When I’m with Arley’s boys we forget the dust.
We are flying down the road in Arley’s car,
singing,
laying our voices on top of the
beat Miller Rice plays on the back of Arley’s seat,
and sometimes, Vera, up front, chirps crazy notes
with no words
and the sounds she makes seem just about amazing.

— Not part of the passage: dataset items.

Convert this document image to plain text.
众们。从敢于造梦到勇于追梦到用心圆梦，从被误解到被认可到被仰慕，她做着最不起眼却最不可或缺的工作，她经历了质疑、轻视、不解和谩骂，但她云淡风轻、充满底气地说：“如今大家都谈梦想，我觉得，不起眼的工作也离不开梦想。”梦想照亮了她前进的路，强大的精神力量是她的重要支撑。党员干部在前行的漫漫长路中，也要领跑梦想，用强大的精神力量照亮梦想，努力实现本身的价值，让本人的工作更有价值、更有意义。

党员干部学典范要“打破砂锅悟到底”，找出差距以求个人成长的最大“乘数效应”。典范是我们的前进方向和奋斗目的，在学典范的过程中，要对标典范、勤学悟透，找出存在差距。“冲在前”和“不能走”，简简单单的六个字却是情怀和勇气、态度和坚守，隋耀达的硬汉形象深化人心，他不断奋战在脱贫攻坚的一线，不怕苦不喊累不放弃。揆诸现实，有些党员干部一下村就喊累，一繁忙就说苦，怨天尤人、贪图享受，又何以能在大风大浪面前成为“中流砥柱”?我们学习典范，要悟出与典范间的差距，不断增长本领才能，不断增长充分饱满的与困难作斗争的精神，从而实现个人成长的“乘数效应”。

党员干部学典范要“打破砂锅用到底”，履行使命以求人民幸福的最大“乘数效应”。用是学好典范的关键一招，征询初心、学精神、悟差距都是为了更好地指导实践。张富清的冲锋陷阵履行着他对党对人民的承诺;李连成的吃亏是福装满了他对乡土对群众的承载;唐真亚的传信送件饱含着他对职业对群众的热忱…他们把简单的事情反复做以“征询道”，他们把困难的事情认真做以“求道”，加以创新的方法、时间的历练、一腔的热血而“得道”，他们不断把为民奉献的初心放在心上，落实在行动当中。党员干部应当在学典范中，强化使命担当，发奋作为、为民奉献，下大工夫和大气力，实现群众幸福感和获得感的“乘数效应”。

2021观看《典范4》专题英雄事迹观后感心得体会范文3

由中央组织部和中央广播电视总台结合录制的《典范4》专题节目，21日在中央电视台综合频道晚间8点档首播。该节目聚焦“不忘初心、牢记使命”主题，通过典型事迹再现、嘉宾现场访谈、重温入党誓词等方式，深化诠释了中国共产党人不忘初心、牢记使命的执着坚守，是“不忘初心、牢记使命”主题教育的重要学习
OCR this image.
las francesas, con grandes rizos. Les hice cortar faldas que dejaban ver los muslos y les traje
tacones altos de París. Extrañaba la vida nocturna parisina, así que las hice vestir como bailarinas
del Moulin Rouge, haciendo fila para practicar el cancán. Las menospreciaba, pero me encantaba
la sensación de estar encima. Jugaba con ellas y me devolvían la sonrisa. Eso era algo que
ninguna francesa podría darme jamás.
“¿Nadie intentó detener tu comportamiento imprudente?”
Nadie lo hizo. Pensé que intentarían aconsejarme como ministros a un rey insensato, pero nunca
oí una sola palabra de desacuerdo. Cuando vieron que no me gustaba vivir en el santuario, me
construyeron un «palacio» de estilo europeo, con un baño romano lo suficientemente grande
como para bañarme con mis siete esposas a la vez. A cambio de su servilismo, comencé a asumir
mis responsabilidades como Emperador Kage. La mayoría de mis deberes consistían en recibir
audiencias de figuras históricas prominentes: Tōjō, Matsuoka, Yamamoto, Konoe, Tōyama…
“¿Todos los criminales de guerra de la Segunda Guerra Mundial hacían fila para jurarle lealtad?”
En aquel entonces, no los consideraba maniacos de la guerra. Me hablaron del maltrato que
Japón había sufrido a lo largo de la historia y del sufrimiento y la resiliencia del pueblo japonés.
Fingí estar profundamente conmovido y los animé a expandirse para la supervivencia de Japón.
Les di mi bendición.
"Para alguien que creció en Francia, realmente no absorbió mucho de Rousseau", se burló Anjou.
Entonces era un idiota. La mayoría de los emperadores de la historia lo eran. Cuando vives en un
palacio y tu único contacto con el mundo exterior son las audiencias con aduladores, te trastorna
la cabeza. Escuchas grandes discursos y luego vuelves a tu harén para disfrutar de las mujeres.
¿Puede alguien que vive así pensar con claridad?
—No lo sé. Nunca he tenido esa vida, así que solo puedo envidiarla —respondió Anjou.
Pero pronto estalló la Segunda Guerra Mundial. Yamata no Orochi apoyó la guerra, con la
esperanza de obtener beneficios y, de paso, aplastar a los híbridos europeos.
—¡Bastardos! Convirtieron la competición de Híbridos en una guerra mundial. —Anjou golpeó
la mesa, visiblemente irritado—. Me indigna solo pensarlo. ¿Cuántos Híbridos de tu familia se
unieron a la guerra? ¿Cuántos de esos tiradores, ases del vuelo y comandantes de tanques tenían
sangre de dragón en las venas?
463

It’s being part of all that,
being part of Arley’s crowd I like so much,
being on the road,
being somewhere new and interesting.
We have a fine time.
And they let me play piano, too.
June 1934
Quarter inch of rain
is nothing to complain about.
It’ll help the plants above ground,
and start the new seeds growing.
That quarter inch of rain did wonders for Ma, too,
who is ripe as a melon these days.
She has nothing to say to anyone anymore,
except how she aches for rain,
at breakfast,
at dinner,
all day,
all night,
she aches for rain.
Today, she stood out in the drizzle
hidden from the road,
and from Daddy,
and she thought from me,
but I could see her from the barn,
she was bare as a pear,
raindrops
sliding down her skin,
leaving traces of mud on her face and her long back,
trickling dark and light paths,
slow tracks of wet dust down the bulge of her belly.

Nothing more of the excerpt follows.